5. The NMS of claim 1, wherein the controller is programmed to:

predict a supply and demand model from the observed packet traffic; and

recommend an adjustment to operations according to the supply and demand model.

6. The NMS of claim 5, wherein the controller is programmed to predict from the supply and demand model a price model for one or more services of the network.

7. The NMS of claim 5, wherein the controller is programmed to predict from the supply and demand model an adjustment to services rendered by the network.

8. The NMS of claim 7, wherein the controller is programmed to adjust services according to at least one among a group comprising a discontinuation of one or more existing services, a modification to one or more existing services, and a request for one or more new services.

9. The NMS of claim 7, wherein the controller is programmed to recommend an adjustment to network resources according to the adjustment in services rendered.

10. The NMS of claim 1, wherein the controller is programmed to apply regression analysis on the packet traffic.

11. The NMS of claim 1, wherein the controller is programmed to predict the need for updating network resources of the network according to Bayes' Theorem.

12. A computer-readable storage medium, comprising computer instructions for:

observing packet traffic in a network;

applying regression analysis to the observed packet traffic;

detecting patterns in the packet traffic;

predicting a need for updating operations of the network according to said patterns and one or more performance metrics of one or more corresponding service level agreements (SLAs).

13. The storage medium of claim 12, comprising computer instructions for:

predicting a number of future SLAs;

anticipating a shortfall in network resources to support the future SLAs; and

recommending an adjustment to network resources to remedy the shortfall before its occurrence according to a return on investment model.

14. The storage medium of claim 12, comprising computer instructions for:

predicting a supply and demand model from the detected patterns; and

recommending at least one among a price model for one or more services of the network, a price model for SLAs, and an adjustment to services rendered by the network.

15. The storage medium of claim 14, comprising computer instructions for adjusting services according to at least one among a group comprising a discontinuation of one or more existing services, a modification to one or more existing services, and a request for one or more new services.

16. The storage medium of claim 14, comprising computer instructions for recommending an adjustment to network resources according to the adjustment in services rendered.

17. The storage medium of claim 12, comprising computer instructions for:

applying Bayes' Theorem on the packet traffic; and

detecting said patterns in the packet traffic according to Bayes' Theorem.

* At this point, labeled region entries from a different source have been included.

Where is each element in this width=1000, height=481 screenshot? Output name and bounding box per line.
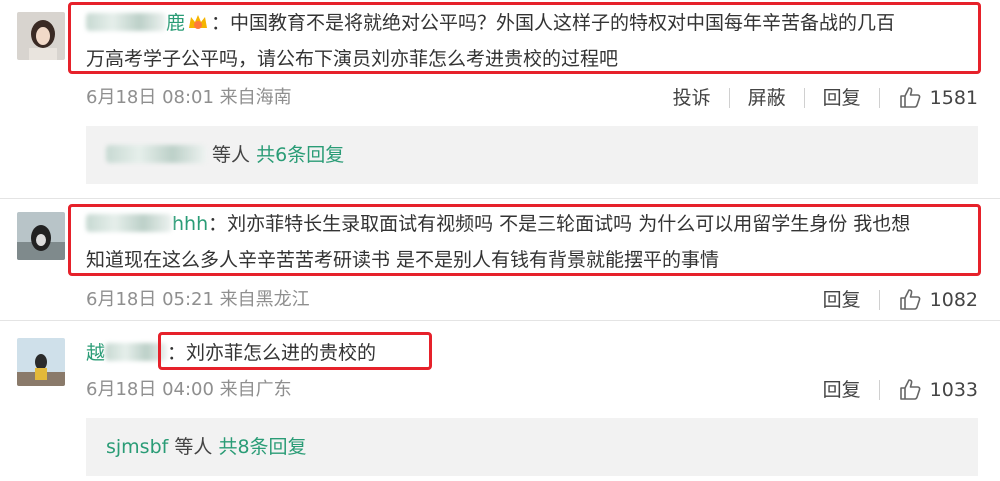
comment-2: hhh：刘亦菲特长生录取面试有视频吗 不是三轮面试吗 为什么可以用留学生身份 我…: [0, 200, 1000, 320]
reply-summary[interactable]: 等人 共6条回复: [86, 126, 978, 184]
thumbs-up-icon[interactable]: [898, 288, 922, 312]
avatar[interactable]: [17, 338, 65, 386]
divider: [803, 88, 805, 108]
comment-actions: 投诉 屏蔽 回复 1581: [673, 84, 978, 112]
username-link[interactable]: 越: [86, 342, 168, 364]
like-count: 1082: [929, 289, 978, 311]
comment-text-line2: 知道现在这么多人辛辛苦苦考研读书 是不是别人有钱有背景就能摆平的事情: [86, 249, 720, 271]
username-link[interactable]: 鹿: [86, 12, 185, 34]
like-count: 1581: [929, 87, 978, 109]
comment-text-line2: 万高考学子公平吗，请公布下演员刘亦菲怎么考进贵校的过程吧: [86, 48, 619, 70]
like-count: 1033: [929, 379, 978, 401]
comment-meta: 6月18日 04:00 来自广东: [86, 379, 292, 400]
thumbs-up-icon[interactable]: [898, 86, 922, 110]
reply-button[interactable]: 回复: [823, 376, 861, 404]
divider: [878, 290, 880, 310]
comment-1: 鹿：中国教育不是将就绝对公平吗？外国人这样子的特权对中国每年辛苦备战的几百 万高…: [0, 0, 1000, 200]
comment-3: 越：刘亦菲怎么进的贵校的 6月18日 04:00 来自广东 回复 1033 sj…: [0, 322, 1000, 481]
report-button[interactable]: 投诉: [673, 84, 711, 112]
reply-count-link[interactable]: 共8条回复: [218, 436, 306, 458]
comment-text: 越：刘亦菲怎么进的贵校的: [86, 342, 377, 364]
vip-crown-icon: [187, 11, 209, 31]
avatar[interactable]: [17, 212, 65, 260]
reply-username-link[interactable]: sjmsbf: [106, 436, 168, 458]
reply-button[interactable]: 回复: [823, 286, 861, 314]
comment-meta: 6月18日 05:21 来自黑龙江: [86, 289, 310, 310]
avatar[interactable]: [17, 12, 65, 60]
thumbs-up-icon[interactable]: [898, 378, 922, 402]
reply-summary[interactable]: sjmsbf 等人 共8条回复: [86, 418, 978, 476]
comment-meta: 6月18日 08:01 来自海南: [86, 87, 292, 108]
comment-actions: 回复 1082: [823, 286, 978, 314]
block-button[interactable]: 屏蔽: [748, 84, 786, 112]
divider: [728, 88, 730, 108]
reply-count-link[interactable]: 共6条回复: [256, 144, 344, 166]
divider: [0, 320, 1000, 321]
blurred-username: [106, 145, 206, 163]
comment-actions: 回复 1033: [823, 376, 978, 404]
comment-text: hhh：刘亦菲特长生录取面试有视频吗 不是三轮面试吗 为什么可以用留学生身份 我…: [86, 209, 970, 239]
comment-text: 鹿：中国教育不是将就绝对公平吗？外国人这样子的特权对中国每年辛苦备战的几百: [86, 8, 970, 38]
divider: [878, 380, 880, 400]
divider: [878, 88, 880, 108]
divider: [0, 198, 1000, 199]
username-link[interactable]: hhh: [86, 213, 208, 235]
reply-button[interactable]: 回复: [823, 84, 861, 112]
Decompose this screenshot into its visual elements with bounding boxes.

18. A method, comprising the steps of:

applying regression analysis to observed packet traffic;

detecting patterns in the packet traffic;

predicting a need for adjusting operations of the network according to said patterns and one or more performance metrics of one or more corresponding SLAs.

19. The method of claim 18, comprising the steps of:

anticipating a shortfall in network resources to support the SLAs; and

reconfiguring the network to remedy the shortfall before its occurrence.

20. The method of claim 19, comprising the step of reconfiguring the network according to at least one among a group of steps comprising:

rerouting of the packet traffic according to the detected patterns;

replacing one or more existing network resources;

modifying one or more existing network resources; and

adding one or more new network resources.